I told my Life Group leader, Jing Ting, about it and she explained about how God has placed me there for a reason. However, production to me was still just boring and all about the technical stuff. I opted to change my ministry, but I was encouraged to give it a try.
It started out pretty exciting, but my feelings wore off. I disliked serving because as a stage manager, I had to be alert and aware of constant changes happening on stage. I got distracted and was not able to fully worship God while serving.
I shared my troubles to Jordan Heng, a fellow stage manager. He simply asked: “Why do you feel this way?”. I did not know how to answer and felt that his question was not useful. But honestly speaking - I knew how I felt. I had condemning thoughts that I was not good enough and was not cut out for serving in the production ministry. Instead of taking those thoughts captive, I entertained them and believed that that was exactly who I was.
Serving was supposed to be a joy, but instead, I dreaded it.
I soon lost interest and the heart to serve. I wanted people to know I served. The compliments satisfied me, and I craved for more and more. My relationship with my church friends suffered as I constantly compared myself with others who seemed better than me. I also condemned myself for making mistakes, even if they were small and minor.
Shame also overwhelmed me as I knew that serving was supposed to be for God but I was merely doing it for show.
I was asked to serve on the last day of Radical Conference this year. I hesitated and Jordan asked "why" but I could not give an answer. Jing Ting then came by and asked me the same question. However, I did not know what to say. I finally shared that I felt I was not fit to be in production as I did not know much and how I thought I always lagged behind. This made me doubt whether I was ready to serve at such a big event.
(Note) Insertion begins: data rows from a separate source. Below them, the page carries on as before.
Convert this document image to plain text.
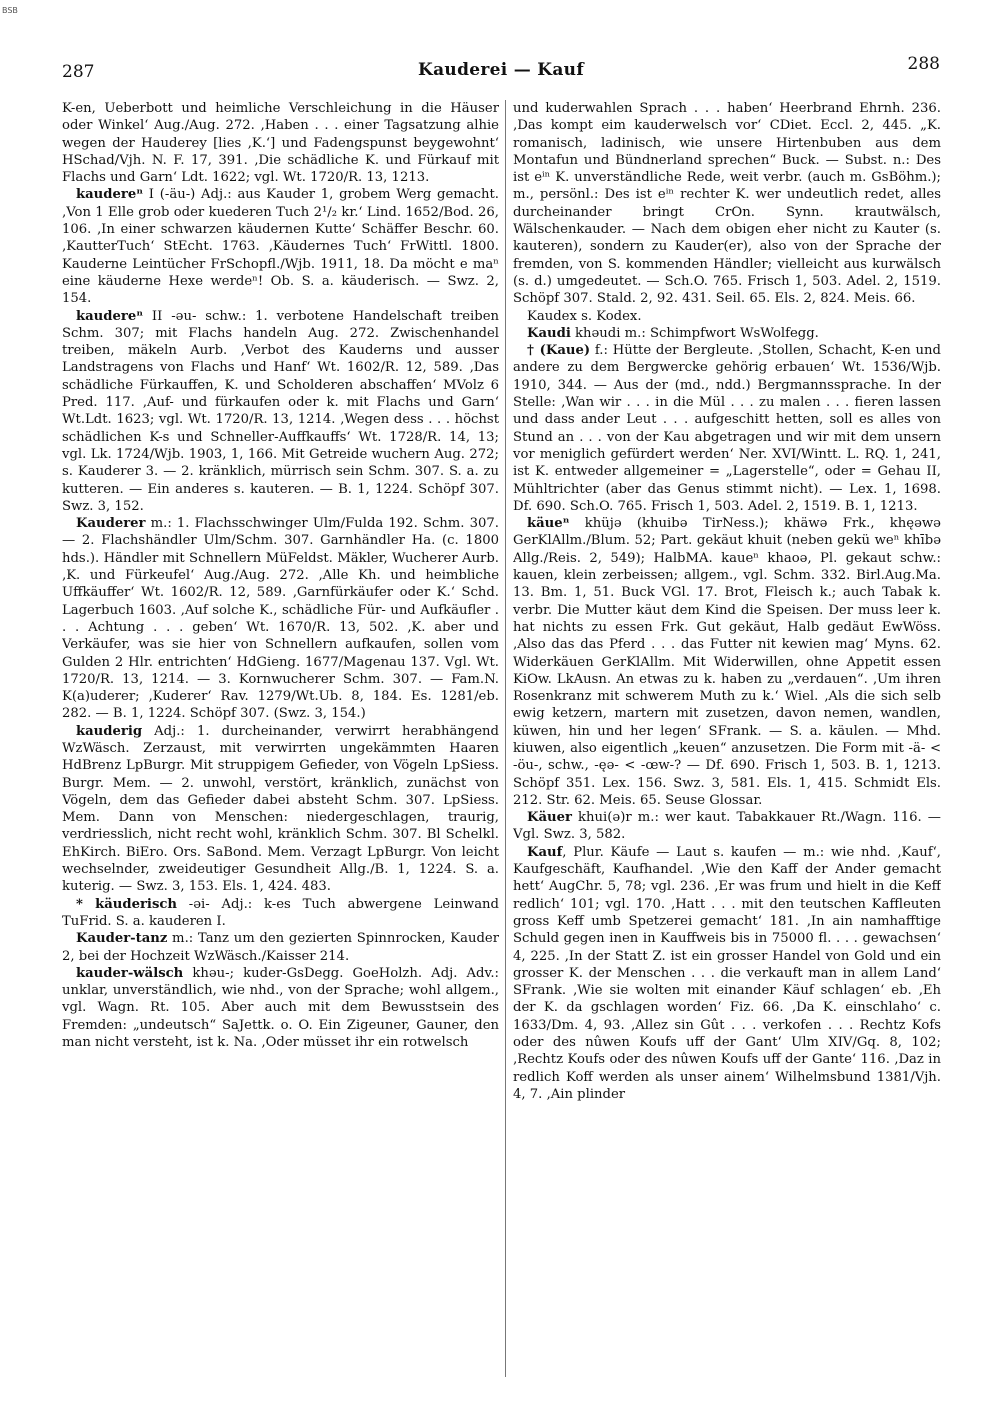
BSB
287	Kauderei — Kauf	288

K-en, Ueberbott und heimliche Verschleichung in die Häuser oder Winkel‘ Aug./Aug. 272. ‚Haben . . . einer Tagsatzung alhie wegen der Hauderey [lies ‚K.‘] und Fadengspunst beygewohnt‘ HSchad/Vjh. N. F. 17, 391. ‚Die schädliche K. und Fürkauf mit Flachs und Garn‘ Ldt. 1622; vgl. Wt. 1720/R. 13, 1213.

kaudereⁿ I (-äu-) Adj.: aus Kauder 1, grobem Werg gemacht. ‚Von 1 Elle grob oder kuederen Tuch 2¹/₂ kr.‘ Lind. 1652/Bod. 26, 106. ‚In einer schwarzen käudernen Kutte‘ Schäffer Beschr. 60. ‚KautterTuch‘ StEcht. 1763. ‚Käudernes Tuch‘ FrWittl. 1800. Kauderne Leintücher FrSchopfl./Wjb. 1911, 18. Da möcht e maⁿ eine käuderne Hexe werdeⁿ! Ob. S. a. käuderisch. — Swz. 2, 154.

kaudereⁿ II -əu- schw.: 1. verbotene Handelschaft treiben Schm. 307; mit Flachs handeln Aug. 272. Zwischenhandel treiben, mäkeln Aurb. ‚Verbot des Kauderns und ausser Landstragens von Flachs und Hanf‘ Wt. 1602/R. 12, 589. ‚Das schädliche Fürkauffen, K. und Scholderen abschaffen‘ MVolz 6 Pred. 117. ‚Auf- und fürkaufen oder k. mit Flachs und Garn‘ Wt.Ldt. 1623; vgl. Wt. 1720/R. 13, 1214. ‚Wegen dess . . . höchst schädlichen K-s und Schneller-Auffkauffs‘ Wt. 1728/R. 14, 13; vgl. Lk. 1724/Wjb. 1903, 1, 166. Mit Getreide wuchern Aug. 272; s. Kauderer 3. — 2. kränklich, mürrisch sein Schm. 307. S. a. zu kutteren. — Ein anderes s. kauteren. — B. 1, 1224. Schöpf 307. Swz. 3, 152.

Kauderer m.: 1. Flachsschwinger Ulm/Fulda 192. Schm. 307. — 2. Flachshändler Ulm/Schm. 307. Garnhändler Ha. (c. 1800 hds.). Händler mit Schnellern MüFeldst. Mäkler, Wucherer Aurb. ‚K. und Fürkeufel‘ Aug./Aug. 272. ‚Alle Kh. und heimbliche Uffkäuffer‘ Wt. 1602/R. 12, 589. ‚Garnfürkäufer oder K.‘ Schd. Lagerbuch 1603. ‚Auf solche K., schädliche Für- und Aufkäufler . . . Achtung . . . geben‘ Wt. 1670/R. 13, 502. ‚K. aber und Verkäufer, was sie hier von Schnellern aufkaufen, sollen vom Gulden 2 Hlr. entrichten‘ HdGieng. 1677/Magenau 137. Vgl. Wt. 1720/R. 13, 1214. — 3. Kornwucherer Schm. 307. — Fam.N. K(a)uderer; ‚Kuderer‘ Rav. 1279/Wt.Ub. 8, 184. Es. 1281/eb. 282. — B. 1, 1224. Schöpf 307. (Swz. 3, 154.)

kauderig Adj.: 1. durcheinander, verwirrt herabhängend WzWäsch. Zerzaust, mit verwirrten ungekämmten Haaren HdBrenz LpBurgr. Mit struppigem Gefieder, von Vögeln LpSiess. Burgr. Mem. — 2. unwohl, verstört, kränklich, zunächst von Vögeln, dem das Gefieder dabei absteht Schm. 307. LpSiess. Mem. Dann von Menschen: niedergeschlagen, traurig, verdriesslich, nicht recht wohl, kränklich Schm. 307. Bl Schelkl. EhKirch. BiEro. Ors. SaBond. Mem. Verzagt LpBurgr. Von leicht wechselnder, zweideutiger Gesundheit Allg./B. 1, 1224. S. a. kuterig. — Swz. 3, 153. Els. 1, 424. 483.

* käuderisch -əi- Adj.: k-es Tuch abwergene Leinwand TuFrid. S. a. kauderen I.

Kauder-tanz m.: Tanz um den gezierten Spinnrocken, Kauder 2, bei der Hochzeit WzWäsch./Kaisser 214.

kauder-wälsch khəu-; kuder-GsDegg. GoeHolzh. Adj. Adv.: unklar, unverständlich, wie nhd., von der Sprache; wohl allgem., vgl. Wagn. Rt. 105. Aber auch mit dem Bewusstsein des Fremden: „undeutsch“ SaJettk. o. O. Ein Zigeuner, Gauner, den man nicht versteht, ist k. Na. ‚Oder müsset ihr ein rotwelsch

und kuderwahlen Sprach . . . haben‘ Heerbrand Ehrnh. 236. ‚Das kompt eim kauderwelsch vor‘ CDiet. Eccl. 2, 445. „K. romanisch, ladinisch, wie unsere Hirtenbuben aus dem Montafun und Bündnerland sprechen“ Buck. — Subst. n.: Des ist eⁱⁿ K. unverständliche Rede, weit verbr. (auch m. GsBöhm.); m., persönl.: Des ist eⁱⁿ rechter K. wer undeutlich redet, alles durcheinander bringt CrOn. Synn. krautwälsch, Wälschenkauder. — Nach dem obigen eher nicht zu Kauter (s. kauteren), sondern zu Kauder(er), also von der Sprache der fremden, von S. kommenden Händler; vielleicht aus kurwälsch (s. d.) umgedeutet. — Sch.O. 765. Frisch 1, 503. Adel. 2, 1519. Schöpf 307. Stald. 2, 92. 431. Seil. 65. Els. 2, 824. Meis. 66.

Kaudex s. Kodex.

Kaudi khəudi m.: Schimpfwort WsWolfegg.

† (Kaue) f.: Hütte der Bergleute. ‚Stollen, Schacht, K-en und andere zu dem Bergwercke gehörig erbauen‘ Wt. 1536/Wjb. 1910, 344. — Aus der (md., ndd.) Bergmannssprache. In der Stelle: ‚Wan wir . . . in die Mül . . . zu malen . . . fieren lassen und dass ander Leut . . . aufgeschitt hetten, soll es alles von Stund an . . . von der Kau abgetragen und wir mit dem unsern vor meniglich gefürdert werden‘ Ner. XVI/Wintt. L. RQ. 1, 241, ist K. entweder allgemeiner = „Lagerstelle“, oder = Gehau II, Mühltrichter (aber das Genus stimmt nicht). — Lex. 1, 1698. Df. 690. Sch.O. 765. Frisch 1, 503. Adel. 2, 1519. B. 1, 1213.

käueⁿ khüjə (khuibə TirNess.); khäwə Frk., khęəwə GerKlAllm./Blum. 52; Part. gekäut khuit (neben gekü weⁿ khībə Allg./Reis. 2, 549); HalbMA. kaueⁿ khaoə, Pl. gekaut schw.: kauen, klein zerbeissen; allgem., vgl. Schm. 332. Birl.Aug.Ma. 13. Bm. 1, 51. Buck VGl. 17. Brot, Fleisch k.; auch Tabak k. verbr. Die Mutter käut dem Kind die Speisen. Der muss leer k. hat nichts zu essen Frk. Gut gekäut, Halb gedäut EwWöss. ‚Also das das Pferd . . . das Futter nit kewien mag‘ Myns. 62. Widerkäuen GerKlAllm. Mit Widerwillen, ohne Appetit essen KiOw. LkAusn. An etwas zu k. haben zu „verdauen“. ‚Um ihren Rosenkranz mit schwerem Muth zu k.‘ Wiel. ‚Als die sich selb ewig ketzern, martern mit zusetzen, davon nemen, wandlen, küwen, hin und her legen‘ SFrank. — S. a. käulen. — Mhd. kiuwen, also eigentlich „keuen“ anzusetzen. Die Form mit -ä- < -öu-, schw., -ęə- < -œw-? — Df. 690. Frisch 1, 503. B. 1, 1213. Schöpf 351. Lex. 156. Swz. 3, 581. Els. 1, 415. Schmidt Els. 212. Str. 62. Meis. 65. Seuse Glossar.

Käuer khui(ə)r m.: wer kaut. Tabakkauer Rt./Wagn. 116. — Vgl. Swz. 3, 582.

Kauf, Plur. Käufe — Laut s. kaufen — m.: wie nhd. ‚Kauf‘, Kaufgeschäft, Kaufhandel. ‚Wie den Kaff der Ander gemacht hett‘ AugChr. 5, 78; vgl. 236. ‚Er was frum und hielt in die Keff redlich‘ 101; vgl. 170. ‚Hatt . . . mit den teutschen Kaffleuten gross Keff umb Spetzerei gemacht‘ 181. ‚In ain namhafftige Schuld gegen inen in Kauffweis bis in 75000 fl. . . . gewachsen‘ 4, 225. ‚In der Statt Z. ist ein grosser Handel von Gold und ein grosser K. der Menschen . . . die verkauft man in allem Land‘ SFrank. ‚Wie sie wolten mit einander Käuf schlagen‘ eb. ‚Eh der K. da gschlagen worden‘ Fiz. 66. ‚Da K. einschlaho‘ c. 1633/Dm. 4, 93. ‚Allez sin Gût . . . verkofen . . . Rechtz Kofs oder des nûwen Koufs uff der Gant‘ Ulm XIV/Gq. 8, 102; ‚Rechtz Koufs oder des nûwen Koufs uff der Gante‘ 116. ‚Daz in redlich Koff werden als unser ainem‘ Wilhelmsbund 1381/Vjh. 4, 7. ‚Ain plinder
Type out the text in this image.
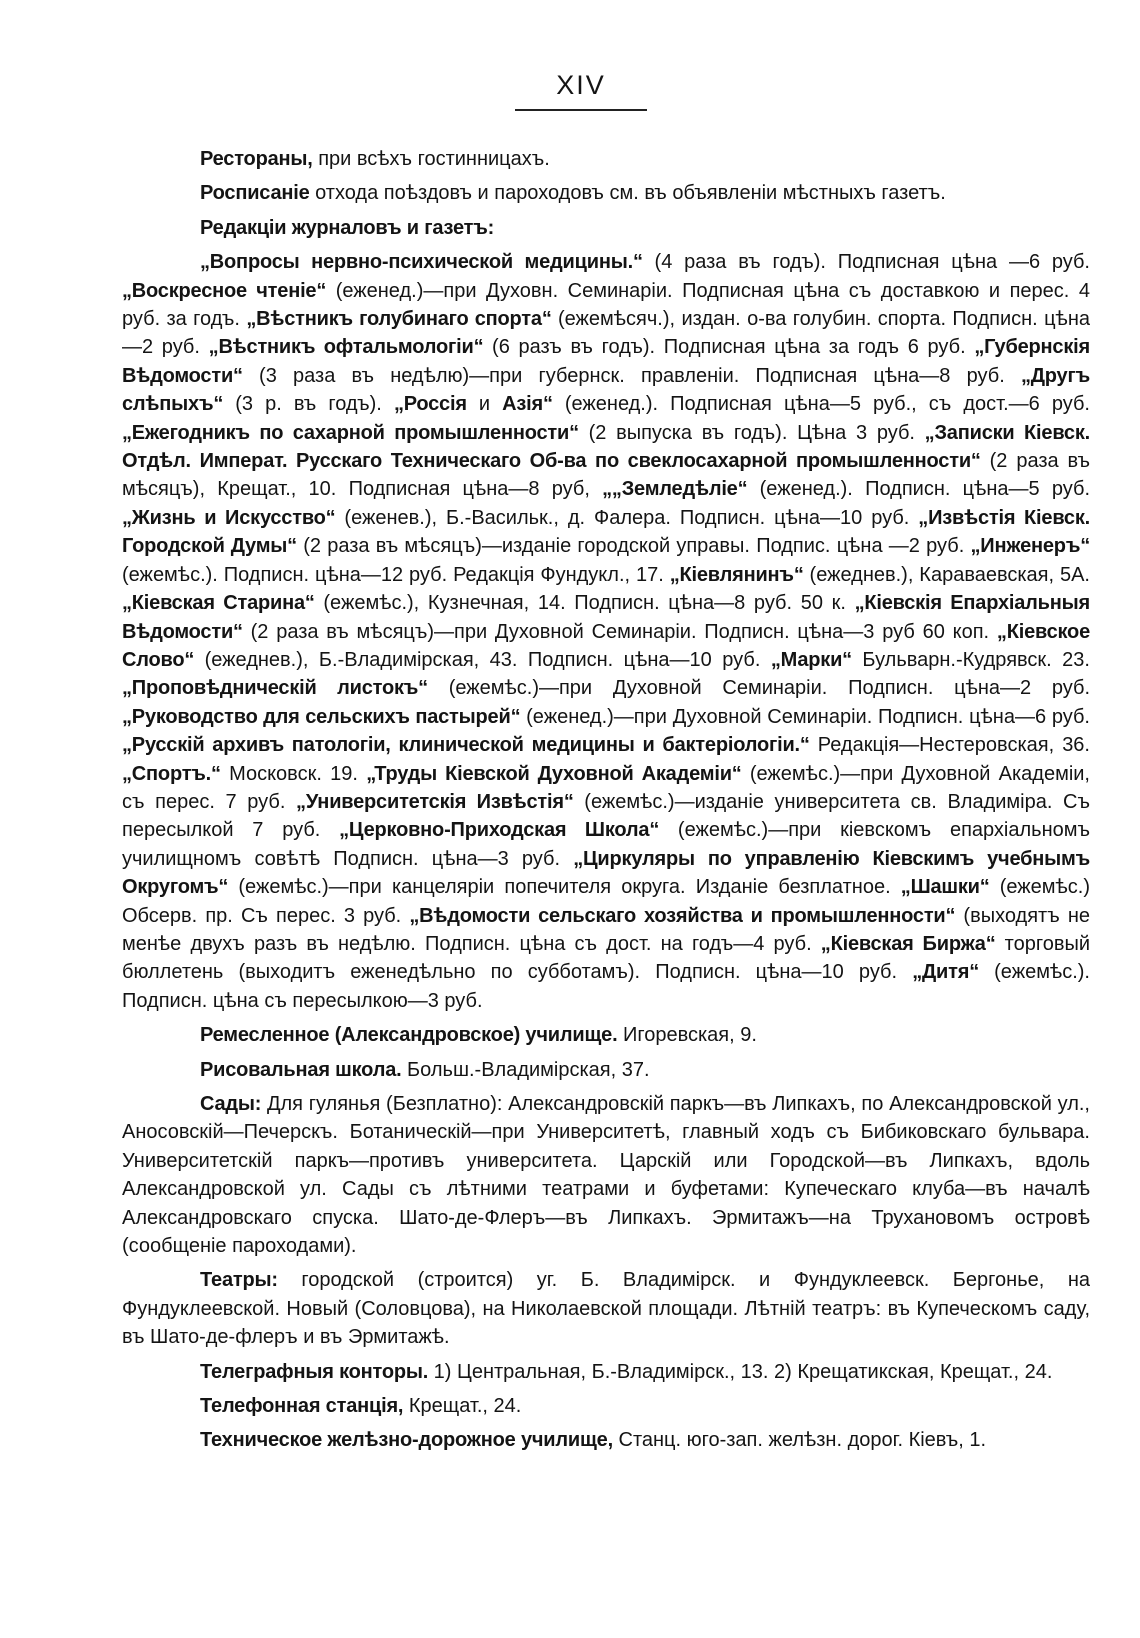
XIV

Рестораны, при всѣхъ гостинницахъ.

Росписаніе отхода поѣздовъ и пароходовъ см. въ объявленіи мѣстныхъ газетъ.

Редакціи журналовъ и газетъ:

„Вопросы нервно-психической медицины.“ (4 раза въ годъ). Подписная цѣна —6 руб. „Воскресное чтеніе“ (еженед.)—при Духовн. Семинаріи. Подписная цѣна съ доставкою и перес. 4 руб. за годъ. „Вѣстникъ голубинаго спорта“ (ежемѣсяч.), издан. о-ва голубин. спорта. Подписн. цѣна—2 руб. „Вѣстникъ офтальмологіи“ (6 разъ въ годъ). Подписная цѣна за годъ 6 руб. „Губернскія Вѣдомости“ (3 раза въ недѣлю)—при губернск. правленіи. Подписная цѣна—8 руб. „Другъ слѣпыхъ“ (3 р. въ годъ). „Россія и Азія“ (еженед.). Подписная цѣна—5 руб., съ дост.—6 руб. „Ежегодникъ по сахарной промышленности“ (2 выпуска въ годъ). Цѣна 3 руб. „Записки Кіевск. Отдѣл. Императ. Русскаго Техническаго Об-ва по свеклосахарной промышленности“ (2 раза въ мѣсяцъ), Крещат., 10. Подписная цѣна—8 руб, „„Земледѣліе“ (еженед.). Подписн. цѣна—5 руб. „Жизнь и Искусство“ (еженев.), Б.-Васильк., д. Фалера. Подписн. цѣна—10 руб. „Извѣстія Кіевск. Городской Думы“ (2 раза въ мѣсяцъ)—изданіе городской управы. Подпис. цѣна —2 руб. „Инженеръ“ (ежемѣс.). Подписн. цѣна—12 руб. Редакція Фундукл., 17. „Кіевлянинъ“ (ежеднев.), Караваевская, 5А. „Кіевская Старина“ (ежемѣс.), Кузнечная, 14. Подписн. цѣна—8 руб. 50 к. „Кіевскія Епархіальныя Вѣдомости“ (2 раза въ мѣсяцъ)—при Духовной Семинаріи. Подписн. цѣна—3 руб 60 коп. „Кіевское Слово“ (ежеднев.), Б.-Владимірская, 43. Подписн. цѣна—10 руб. „Марки“ Бульварн.-Кудрявск. 23. „Проповѣдническій листокъ“ (ежемѣс.)—при Духовной Семинаріи. Подписн. цѣна—2 руб. „Руководство для сельскихъ пастырей“ (еженед.)—при Духовной Семинаріи. Подписн. цѣна—6 руб. „Русскій архивъ патологіи, клинической медицины и бактеріологіи.“ Редакція—Нестеровская, 36. „Спортъ.“ Московск. 19. „Труды Кіевской Духовной Академіи“ (ежемѣс.)—при Духовной Академіи, съ перес. 7 руб. „Университетскія Извѣстія“ (ежемѣс.)—изданіе университета св. Владиміра. Съ пересылкой 7 руб. „Церковно-Приходская Школа“ (ежемѣс.)—при кіевскомъ епархіальномъ училищномъ совѣтѣ Подписн. цѣна—3 руб. „Циркуляры по управленію Кіевскимъ учебнымъ Округомъ“ (ежемѣс.)—при канцеляріи попечителя округа. Изданіе безплатное. „Шашки“ (ежемѣс.) Обсерв. пр. Съ перес. 3 руб. „Вѣдомости сельскаго хозяйства и промышленности“ (выходятъ не менѣе двухъ разъ въ недѣлю. Подписн. цѣна съ дост. на годъ—4 руб. „Кіевская Биржа“ торговый бюллетень (выходитъ еженедѣльно по субботамъ). Подписн. цѣна—10 руб. „Дитя“ (ежемѣс.). Подписн. цѣна съ пересылкою—3 руб.

Ремесленное (Александровское) училище. Игоревская, 9.

Рисовальная школа. Больш.-Владимірская, 37.

Сады: Для гулянья (Безплатно): Александровскій паркъ—въ Липкахъ, по Александровской ул., Аносовскій—Печерскъ. Ботаническій—при Университетѣ, главный ходъ съ Бибиковскаго бульвара. Университетскій паркъ—противъ университета. Царскій или Городской—въ Липкахъ, вдоль Александровской ул. Сады съ лѣтними театрами и буфетами: Купеческаго клуба—въ началѣ Александровскаго спуска. Шато-де-Флеръ—въ Липкахъ. Эрмитажъ—на Трухановомъ островѣ (сообщеніе пароходами).

Театры: городской (строится) уг. Б. Владимірск. и Фундуклеевск. Бергонье, на Фундуклеевской. Новый (Соловцова), на Николаевской площади. Лѣтній театръ: въ Купеческомъ саду, въ Шато-де-флеръ и въ Эрмитажѣ.

Телеграфныя конторы. 1) Центральная, Б.-Владимірск., 13. 2) Крещатикская, Крещат., 24.

Телефонная станція, Крещат., 24.

Техническое желѣзно-дорожное училище, Станц. юго-зап. желѣзн. дорог. Кіевъ, 1.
Jing Ting encouraged me to go to God and ask Him about my own purpose here in production. However, I did not listen to her. I still served for the last day of Radical Conference feeling empty and overwhelmed.
During one Worship Experience when I saw the other production members worshipping and I teared up at the sight of it. I was frustrated and angry at how my fellow serving members could experience God so clearly but I couldn’t. It felt so unfair that they seemed to be able to praise God while I struggled to do so.
It was then that God began to show me a new perspective. I was caught up in the lie that I was insignificant as a stage manager. I was so fixated on how good I looked while serving but missed the whole point of serving which is to bring glory to God.
Even when I believed that God had made a mistake in placing me in the production ministry, He opened my eyes to see that there was more to my role than just passing a microphone.
He revealed that I had the privilege of seeing how He made things happen behind the scenes.
I used to be stubborn and I felt that I could handle all my problems on my own.
To serve God, I needed a heart which wants to serve Him wholeheartedly, not for fame or for show but to impact His people.
Therefore, I decided to lay down my pride and let God have His way with me.
Now, I enjoy serving. I have come to recognise that whatever I do plays a part in building God’s kingdom and He did not make a mistake in placing me in production. I enjoy seeing people praise God and I am proud to be a part of that.
Sometimes, I will still struggle with thoughts that I am not good enough. Struggles are part of this journey but what matters is that we choose to run to God in spite of what we feel or think.